Mourning is painstaking work done piece by piece, and trying to stop or interrupt it is in vain. We also often observe that the loved ones of the person who is going through that duel try to speed up the processThey do not tolerate seeing that person sad or distressed; there is an imperative to recover quickly, to think about something else, to do tasks to be better, as if overcoming a loss were a matter purely and exclusively of will. However, for the one who is grieving, the world has become poor and empty.

The person in question has lost interest in the outside world, and will be able to do something different and new in his life, once this process is finished.

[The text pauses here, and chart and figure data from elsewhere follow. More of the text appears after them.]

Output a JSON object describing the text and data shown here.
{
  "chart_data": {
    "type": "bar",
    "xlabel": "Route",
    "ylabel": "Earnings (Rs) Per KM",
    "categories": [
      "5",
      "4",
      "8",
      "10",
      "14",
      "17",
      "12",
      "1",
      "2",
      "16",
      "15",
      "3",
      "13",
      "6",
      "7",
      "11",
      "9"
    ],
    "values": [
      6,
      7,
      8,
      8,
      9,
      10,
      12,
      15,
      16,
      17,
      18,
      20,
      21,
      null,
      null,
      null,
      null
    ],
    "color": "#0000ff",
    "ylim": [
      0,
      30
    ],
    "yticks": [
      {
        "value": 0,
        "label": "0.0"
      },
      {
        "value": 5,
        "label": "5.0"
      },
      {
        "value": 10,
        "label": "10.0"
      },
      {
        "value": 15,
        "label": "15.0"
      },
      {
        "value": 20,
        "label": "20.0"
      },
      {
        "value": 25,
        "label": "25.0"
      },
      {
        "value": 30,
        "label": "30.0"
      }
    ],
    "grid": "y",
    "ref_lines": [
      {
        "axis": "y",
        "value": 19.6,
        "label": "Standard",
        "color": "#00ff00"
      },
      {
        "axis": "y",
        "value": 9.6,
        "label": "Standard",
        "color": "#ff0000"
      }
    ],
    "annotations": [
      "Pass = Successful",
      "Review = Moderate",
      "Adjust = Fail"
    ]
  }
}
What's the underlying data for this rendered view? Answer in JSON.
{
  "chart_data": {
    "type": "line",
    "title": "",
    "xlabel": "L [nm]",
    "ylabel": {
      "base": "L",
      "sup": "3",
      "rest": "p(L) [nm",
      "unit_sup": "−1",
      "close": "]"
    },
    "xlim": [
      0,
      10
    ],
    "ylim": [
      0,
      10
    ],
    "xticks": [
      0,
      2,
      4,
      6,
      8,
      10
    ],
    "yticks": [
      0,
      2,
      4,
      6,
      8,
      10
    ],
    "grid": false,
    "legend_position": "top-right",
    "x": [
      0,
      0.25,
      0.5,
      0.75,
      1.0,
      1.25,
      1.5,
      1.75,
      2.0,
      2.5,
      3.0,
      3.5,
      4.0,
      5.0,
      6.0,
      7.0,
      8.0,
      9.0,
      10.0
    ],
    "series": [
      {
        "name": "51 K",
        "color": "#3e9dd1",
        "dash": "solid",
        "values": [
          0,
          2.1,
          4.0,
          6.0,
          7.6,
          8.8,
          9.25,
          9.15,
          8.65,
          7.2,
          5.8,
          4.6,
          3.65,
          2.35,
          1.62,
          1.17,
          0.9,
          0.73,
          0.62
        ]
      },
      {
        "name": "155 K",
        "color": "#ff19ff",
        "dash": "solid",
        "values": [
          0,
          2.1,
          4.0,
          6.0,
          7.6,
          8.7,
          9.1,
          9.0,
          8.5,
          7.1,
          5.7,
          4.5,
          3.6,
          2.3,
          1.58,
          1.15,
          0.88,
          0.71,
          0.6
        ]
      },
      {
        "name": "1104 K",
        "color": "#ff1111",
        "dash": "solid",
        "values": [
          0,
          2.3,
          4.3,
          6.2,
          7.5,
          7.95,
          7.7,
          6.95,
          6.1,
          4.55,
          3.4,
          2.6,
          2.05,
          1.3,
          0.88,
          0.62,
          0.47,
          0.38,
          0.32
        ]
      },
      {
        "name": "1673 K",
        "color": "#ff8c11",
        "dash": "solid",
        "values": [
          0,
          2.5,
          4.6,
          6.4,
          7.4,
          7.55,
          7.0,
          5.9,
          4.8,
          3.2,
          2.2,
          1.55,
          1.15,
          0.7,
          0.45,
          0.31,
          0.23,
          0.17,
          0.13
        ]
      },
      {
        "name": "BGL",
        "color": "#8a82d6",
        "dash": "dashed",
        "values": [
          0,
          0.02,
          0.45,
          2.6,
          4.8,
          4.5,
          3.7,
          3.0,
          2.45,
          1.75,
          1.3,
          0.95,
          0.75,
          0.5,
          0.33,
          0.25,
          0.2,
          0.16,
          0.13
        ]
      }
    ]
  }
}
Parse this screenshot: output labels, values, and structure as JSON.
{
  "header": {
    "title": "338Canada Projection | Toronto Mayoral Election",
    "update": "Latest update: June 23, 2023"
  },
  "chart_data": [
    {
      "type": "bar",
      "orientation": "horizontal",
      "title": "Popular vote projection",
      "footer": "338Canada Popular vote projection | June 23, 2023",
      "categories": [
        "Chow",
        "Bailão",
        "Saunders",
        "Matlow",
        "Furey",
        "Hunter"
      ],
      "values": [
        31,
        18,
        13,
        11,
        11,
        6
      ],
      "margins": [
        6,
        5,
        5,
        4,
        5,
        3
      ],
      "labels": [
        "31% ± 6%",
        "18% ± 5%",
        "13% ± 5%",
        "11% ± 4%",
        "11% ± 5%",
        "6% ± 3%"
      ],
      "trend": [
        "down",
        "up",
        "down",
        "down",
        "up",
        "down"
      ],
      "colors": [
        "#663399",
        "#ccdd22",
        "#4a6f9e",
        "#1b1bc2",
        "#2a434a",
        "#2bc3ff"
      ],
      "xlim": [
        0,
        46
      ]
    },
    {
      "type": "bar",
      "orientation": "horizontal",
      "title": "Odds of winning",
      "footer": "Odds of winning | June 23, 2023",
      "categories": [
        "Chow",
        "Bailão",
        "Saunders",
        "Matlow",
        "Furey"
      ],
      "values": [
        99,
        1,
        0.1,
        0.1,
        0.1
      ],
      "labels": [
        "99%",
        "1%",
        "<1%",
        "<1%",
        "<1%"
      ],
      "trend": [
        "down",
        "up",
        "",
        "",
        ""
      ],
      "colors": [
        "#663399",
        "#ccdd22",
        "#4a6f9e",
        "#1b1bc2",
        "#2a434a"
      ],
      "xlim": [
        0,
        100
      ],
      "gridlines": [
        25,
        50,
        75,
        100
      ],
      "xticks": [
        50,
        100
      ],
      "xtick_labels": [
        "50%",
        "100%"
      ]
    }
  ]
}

We also observe that the patient does not deign to lose just like that; Freud realizes that a libidinal position is not abandoned willingly, not even when its substitute is already looming. It can and is expected that the person will tell us over and over again about what he has lost, and what important is not to underestimate this form of suffering, but to give it room so that he can elaborate the loss.

  • Related article: "Grief: coping with the loss of a loved one"

How do you work with grief during therapy?

There is no single way to go through a duel or an exact chronological development to be able to do it, each case is performed individually.

When in the psychological consultation we are presented with a person going through this process, we invite him to historicize, we give him space to the word to be able to analyze the causes of his suffering, with the aim of achieving, a posteriori, the relief of the suffering.

Freud teaches us that "in mourning the subject has experienced a real loss of the loved object and in the process, which lasts for a necessary time. For the elaboration of this loss, the subject loses interest in the outside world, subtracting the libido from any object that does not refer to the object. lost.

Thus, the lost object is invested with all the libidinal capacity that the subject can use for this purpose, preventing any new link.” An example of this is when a person dies, and session by session, the patient brings, through historicization, memories of what that person was like, what he did when he was with her, what he liked, what songs he sang, what words he said, what that person meant in her life.

How do we approach a patient who is going through a duel in a psychoanalytic consultation? What we do is offer him a place where he can meet to talk about his symptoms, about what is making him suffer more, we analyze whether that ailment, it has to do with what you have recently lost, or perhaps with previous losses that you are now giving new meaning to, although we do not aim to eliminate suffering, we do have as our goal to alleviate it, and respecting the time of the patient in question, we try to create a new way of relating to what is vital possible.